I was fascinated by his remarks on American suburban life. The suburb, he says, promises the best of both worlds, the place where people “keep one foot on the land and the other in the city” (p. 10). Its “main characteristic institution” is the front lawn (p. 18). Since we moved to the US, my wife and I have been intrigued by precisely this – the many front lawns left unfenced that seamlessly extend from one property into the next one. It’s all about democracy, Pollan argues: “The front lawn symbolized the collective face of suburbia, the backyard its private aspect. In the back, you could do pretty much whatever you wanted, but out front you had to take account of the community’s wishes and its self-image...A single unmowed lawn ruins the whole effect, announcing to the world that all is not well here in utopia…My father couldn’t have cared less” (p. 19). As the story goes on, his father’s politically incorrect front lawn did not go unnoticed.
I was annoyed by the author’s consistent male generic language, a reminder that I should read more old books (this one was published in 1991). Also, gardening in this book is primarily depicted as an individual effort, not a communal endeavor. I don't know too many things about gardening, but something seems to be missing here...awareness of non-western gardening practices, perhaps? (All his examples are either from the US or from Europe).

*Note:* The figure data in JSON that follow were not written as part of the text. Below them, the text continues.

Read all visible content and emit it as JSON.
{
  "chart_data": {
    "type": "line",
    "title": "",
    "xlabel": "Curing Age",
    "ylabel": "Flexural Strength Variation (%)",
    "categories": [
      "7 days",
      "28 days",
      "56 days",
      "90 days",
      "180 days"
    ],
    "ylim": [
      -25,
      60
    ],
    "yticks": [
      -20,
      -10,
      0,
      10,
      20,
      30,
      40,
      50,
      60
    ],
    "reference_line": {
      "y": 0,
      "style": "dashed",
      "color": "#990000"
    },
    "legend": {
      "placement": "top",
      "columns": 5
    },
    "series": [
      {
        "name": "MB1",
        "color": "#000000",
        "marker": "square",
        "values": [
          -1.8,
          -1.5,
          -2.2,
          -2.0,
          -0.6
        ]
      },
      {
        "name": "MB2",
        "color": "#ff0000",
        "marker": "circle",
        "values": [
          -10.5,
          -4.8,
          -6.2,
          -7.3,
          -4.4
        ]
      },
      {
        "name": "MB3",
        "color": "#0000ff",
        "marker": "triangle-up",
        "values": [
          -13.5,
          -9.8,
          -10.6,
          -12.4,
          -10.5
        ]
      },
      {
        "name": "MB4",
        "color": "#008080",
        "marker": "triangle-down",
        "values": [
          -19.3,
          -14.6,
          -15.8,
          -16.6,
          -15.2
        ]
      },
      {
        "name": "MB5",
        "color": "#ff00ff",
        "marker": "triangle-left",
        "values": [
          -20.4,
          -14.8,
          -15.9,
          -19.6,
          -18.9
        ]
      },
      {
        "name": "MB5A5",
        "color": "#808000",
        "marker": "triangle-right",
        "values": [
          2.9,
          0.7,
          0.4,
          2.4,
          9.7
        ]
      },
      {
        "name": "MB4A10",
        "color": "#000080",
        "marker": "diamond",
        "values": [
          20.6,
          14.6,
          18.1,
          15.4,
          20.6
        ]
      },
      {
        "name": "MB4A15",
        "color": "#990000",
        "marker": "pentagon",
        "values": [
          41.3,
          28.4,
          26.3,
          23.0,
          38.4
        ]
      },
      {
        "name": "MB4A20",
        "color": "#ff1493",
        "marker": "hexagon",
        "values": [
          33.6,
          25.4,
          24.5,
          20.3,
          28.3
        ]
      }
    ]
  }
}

This book is pretty straightforward: one gardener shares his story and experiences in the garden. How complex can this be? Well, it turns out that Pollan sees all sorts of things below the soil, delving into philosophical musings, economics and environmental ethics, historical and political issues, cultural analysis, and occasionally even some spirituality and theology.
Throughout all of this, the eloquent and conversational tone is never lost. It is truly a delightful book.